4) Ich habe nichts dagegen, wenn abends ein, zwei Biere getrunken werden. Aber nicht besaufen. Keinen harten Alkohol und keine harten Drogen, und am Besten auch nicht offensichtlich. Geht sonst vielleicht ein paar Meter weg vom Camp oder so und packt die leeren Flaschen am Besten in ein Zelt oder eine Tüte, dass sie nicht rumliegen. Ruft euch immer ins Gedächtnis, dass das hier kein normales Camp, sondern eine politische Aktion ist und mensch ggf. klar im Kopf sein muss. Seid locker, aber nicht zu ausgelassen. Das ist keine Party, sondern ein Zeichen, das gesetzt werden muss und soll, aber es bringt nichts, wenn die Hälfte der Menschen keine klaren Sätze mehr formulieren kann.

5) Haltet den Platz sauber. Besorgt Aschenbecher und Müllbeutel (wurde dann ja auch gemacht).

6) Schichtwechsel. Ich kann nachvollziehen, dass nicht jede_r jede Nacht auf dem Alex campen will. Aber sprecht euch ab, wer wann geht und wer wann wieder kommt. Macht einen genauen “Schichtplan”, sodass immer mehrere Menschen im Camp sind. Nachts ist es wahrscheinlich nicht ganz so notwendig, aber tagsüber sollten immer möglichst viele Menschen da sein, damit mehr Menschen angezogen werden.

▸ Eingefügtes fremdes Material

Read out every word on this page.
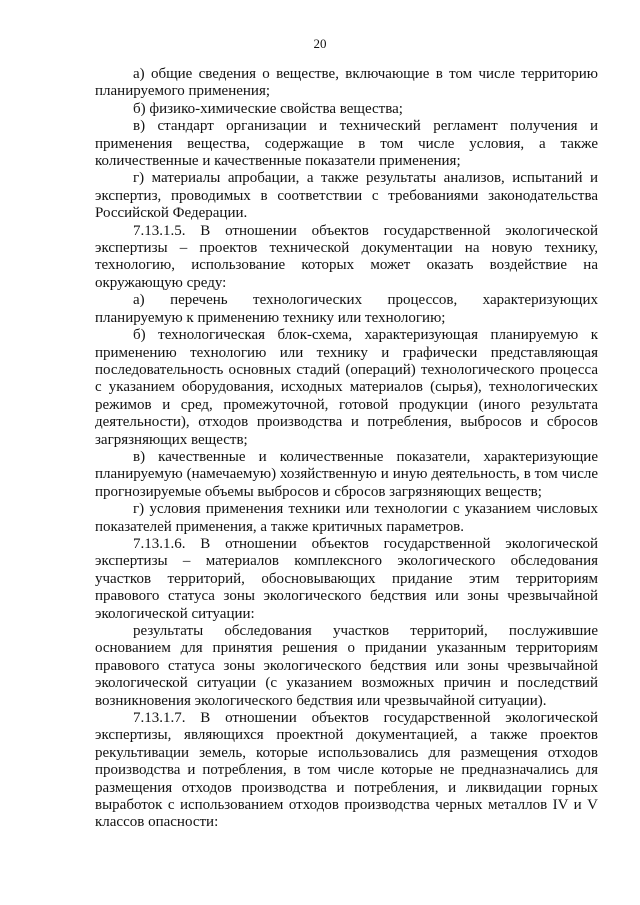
20

а) общие сведения о веществе, включающие в том числе территорию планируемого применения;

б) физико-химические свойства вещества;

в) стандарт организации и технический регламент получения и применения вещества, содержащие в том числе условия, а также количественные и качественные показатели применения;

г) материалы апробации, а также результаты анализов, испытаний и экспертиз, проводимых в соответствии с требованиями законодательства Российской Федерации.

7.13.1.5. В отношении объектов государственной экологической экспертизы – проектов технической документации на новую технику, технологию, использование которых может оказать воздействие на окружающую среду:

а) перечень технологических процессов, характеризующих планируемую к применению технику или технологию;

б) технологическая блок-схема, характеризующая планируемую к применению технологию или технику и графически представляющая последовательность основных стадий (операций) технологического процесса с указанием оборудования, исходных материалов (сырья), технологических режимов и сред, промежуточной, готовой продукции (иного результата деятельности), отходов производства и потребления, выбросов и сбросов загрязняющих веществ;

в) качественные и количественные показатели, характеризующие планируемую (намечаемую) хозяйственную и иную деятельность, в том числе прогнозируемые объемы выбросов и сбросов загрязняющих веществ;

г) условия применения техники или технологии с указанием числовых показателей применения, а также критичных параметров.

7.13.1.6. В отношении объектов государственной экологической экспертизы – материалов комплексного экологического обследования участков территорий, обосновывающих придание этим территориям правового статуса зоны экологического бедствия или зоны чрезвычайной экологической ситуации:

результаты обследования участков территорий, послужившие основанием для принятия решения о придании указанным территориям правового статуса зоны экологического бедствия или зоны чрезвычайной экологической ситуации (с указанием возможных причин и последствий возникновения экологического бедствия или чрезвычайной ситуации).

7.13.1.7. В отношении объектов государственной экологической экспертизы, являющихся проектной документацией, а также проектов рекультивации земель, которые использовались для размещения отходов производства и потребления, в том числе которые не предназначались для размещения отходов производства и потребления, и ликвидации горных выработок с использованием отходов производства черных металлов IV и V классов опасности:
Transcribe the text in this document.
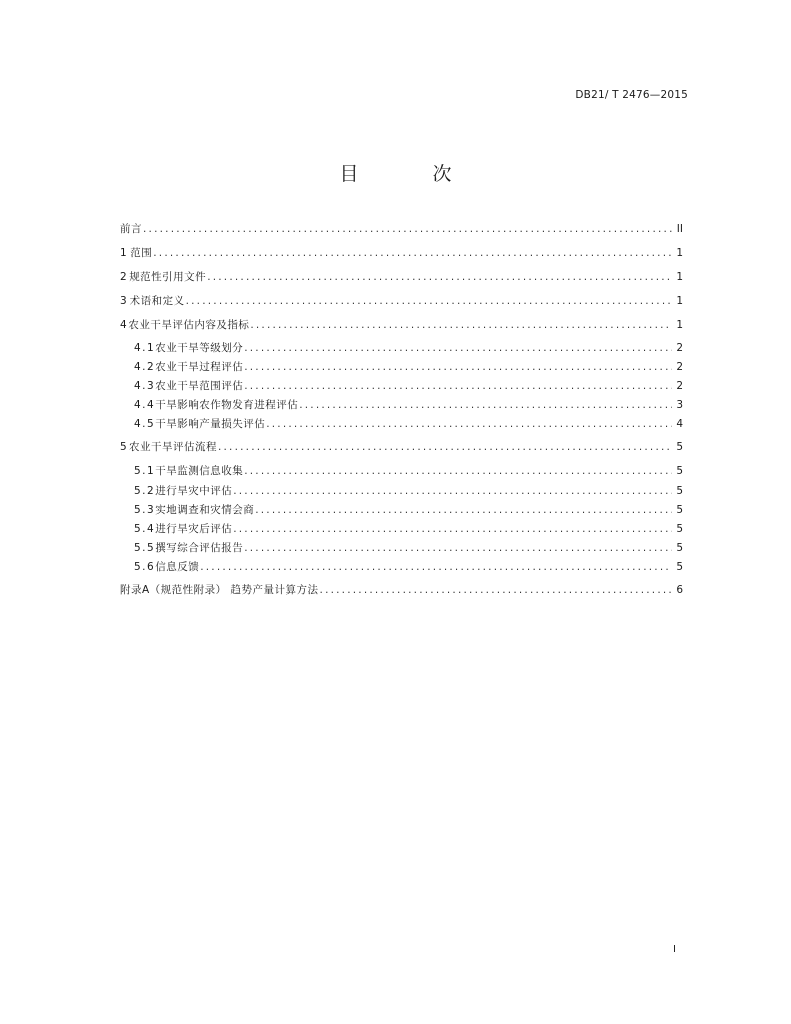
DB21/ T 2476—2015
目 次
前言 .....	II
1 范围 .....	1
2 规范性引用文件 .....	1
3 术语和定义 .....	1
4 农业干旱评估内容及指标 .....	1
4.1 农业干旱等级划分 .....	2
4.2 农业干旱过程评估 .....	2
4.3 农业干旱范围评估 .....	2
4.4 干旱影响农作物发育进程评估 .....	3
4.5 干旱影响产量损失评估 .....	4
5 农业干旱评估流程 .....	5
5.1 干旱监测信息收集 .....	5
5.2 进行旱灾中评估 .....	5
5.3 实地调查和灾情会商 .....	5
5.4 进行旱灾后评估 .....	5
5.5 撰写综合评估报告 .....	5
5.6 信息反馈 .....	5
附录A（规范性附录） 趋势产量计算方法 .....	6
I
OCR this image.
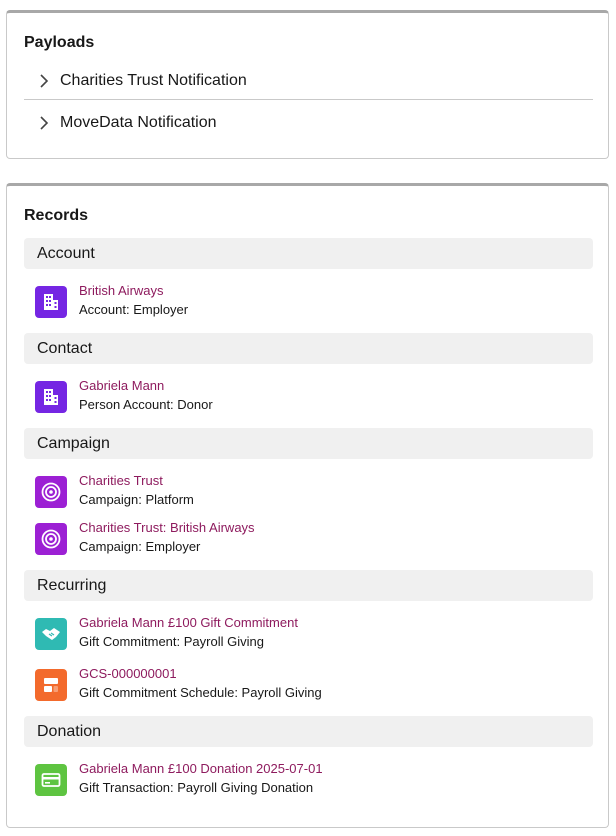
Payloads
Charities Trust Notification
MoveData Notification
Records
Account
British Airways
Account: Employer
Contact
Gabriela Mann
Person Account: Donor
Campaign
Charities Trust
Campaign: Platform
Charities Trust: British Airways
Campaign: Employer
Recurring
Gabriela Mann £100 Gift Commitment
Gift Commitment: Payroll Giving
GCS-000000001
Gift Commitment Schedule: Payroll Giving
Donation
Gabriela Mann £100 Donation 2025-07-01
Gift Transaction: Payroll Giving Donation
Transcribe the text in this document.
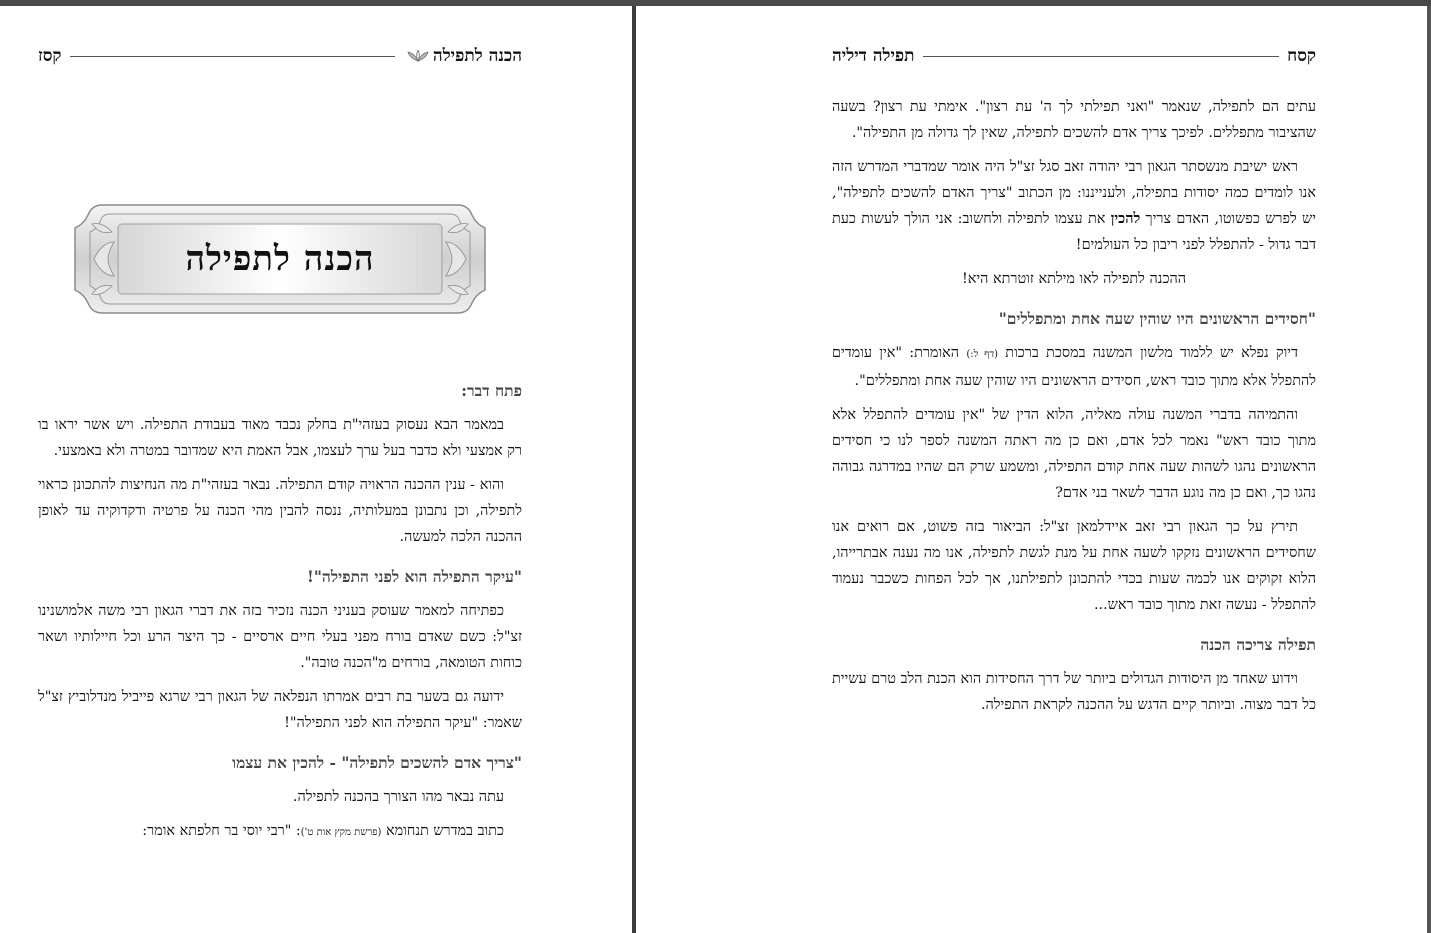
הכנה לתפילה
קסז
הכנה לתפילה
פתח דבר:

במאמר הבא נעסוק בעזהי"ת בחלק נכבד מאוד בעבודת התפילה. ויש אשר יראו בו רק אמצעי ולא כדבר בעל ערך לעצמו, אבל האמת היא שמדובר במטרה ולא באמצעי.

והוא - ענין ההכנה הראויה קודם התפילה. נבאר בעזהי"ת מה הנחיצות להתכונן כראוי לתפילה, וכן נתבונן במעלותיה, ננסה להבין מהי הכנה על פרטיה ודקדוקיה עד לאופן ההכנה הלכה למעשה.

"עיקר התפילה הוא לפני התפילה"!

כפתיחה למאמר שעוסק בעניני הכנה נזכיר בזה את דברי הגאון רבי משה אלמושנינו זצ"ל: כשם שאדם בורח מפני בעלי חיים ארסיים - כך היצר הרע וכל חיילותיו ושאר כוחות הטומאה, בורחים מ"הכנה טובה".

ידועה גם בשער בת רבים אמרתו הנפלאה של הגאון רבי שרגא פייביל מנדלוביץ זצ"ל שאמר: "עיקר התפילה הוא לפני התפילה"!

"צריך אדם להשכים לתפילה" - להכין את עצמו

עתה נבאר מהו הצורך בהכנה לתפילה.

כתוב במדרש תנחומא (פרשת מקץ אות ט'): "רבי יוסי בר חלפתא אומר:

קסח
תפילה דיליה

עתים הם לתפילה, שנאמר "ואני תפילתי לך ה' עת רצון". אימתי עת רצון? בשעה שהציבור מתפללים. לפיכך צריך אדם להשכים לתפילה, שאין לך גדולה מן התפילה".

ראש ישיבת מנשסתר הגאון רבי יהודה זאב סגל זצ"ל היה אומר שמדברי המדרש הזה אנו לומדים כמה יסודות בתפילה, ולענייננו: מן הכתוב "צריך האדם להשכים לתפילה", יש לפרש כפשוטו, האדם צריך להכין את עצמו לתפילה ולחשוב: אני הולך לעשות כעת דבר גדול - להתפלל לפני ריבון כל העולמים!

ההכנה לתפילה לאו מילתא זוטרתא היא!

"חסידים הראשונים היו שוהין שעה אחת ומתפללים"

דיוק נפלא יש ללמוד מלשון המשנה במסכת ברכות (דף ל:) האומרת: "אין עומדים להתפלל אלא מתוך כובד ראש, חסידים הראשונים היו שוהין שעה אחת ומתפללים".

והתמיהה בדברי המשנה עולה מאליה, הלוא הדין של "אין עומדים להתפלל אלא מתוך כובד ראש" נאמר לכל אדם, ואם כן מה ראתה המשנה לספר לנו כי חסידים הראשונים נהגו לשהות שעה אחת קודם התפילה, ומשמע שרק הם שהיו במדרגה גבוהה נהגו כך, ואם כן מה נוגע הדבר לשאר בני אדם?

תירץ על כך הגאון רבי זאב איידלמאן זצ"ל: הביאור בזה פשוט, אם רואים אנו שחסידים הראשונים נזקקו לשעה אחת על מנת לגשת לתפילה, אנו מה נענה אבתרייהו, הלוא זקוקים אנו לכמה שעות בכדי להתכונן לתפילתנו, אך לכל הפחות כשכבר נעמוד להתפלל - נעשה זאת מתוך כובד ראש...

תפילה צריכה הכנה

וידוע שאחד מן היסודות הגדולים ביותר של דרך החסידות הוא הכנת הלב טרם עשיית כל דבר מצוה. וביותר קיים הדגש על ההכנה לקראת התפילה.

7) Kommunikation im Plenum. Es gibt diverse Formen der Kommunikation im Plenum. Am Besten eine Rednerliste anfertigen. Jemanden, der_die die Diskussion moderiert und jemanden, der_die Stichpunkte mitschreibt bestimmen. Ich persönlich bin bei Abstimmungen eine Verfechterin des Konsensprinzips mit 4 Stufen.

a.‐ “Ich bin einverstanden”.

b.‐ “Es ist zwar nicht perfekt, aber in Ordnung”.

c.‐ “Ich bin nicht dagegen, aber ich fühle mich nicht beteiligt”.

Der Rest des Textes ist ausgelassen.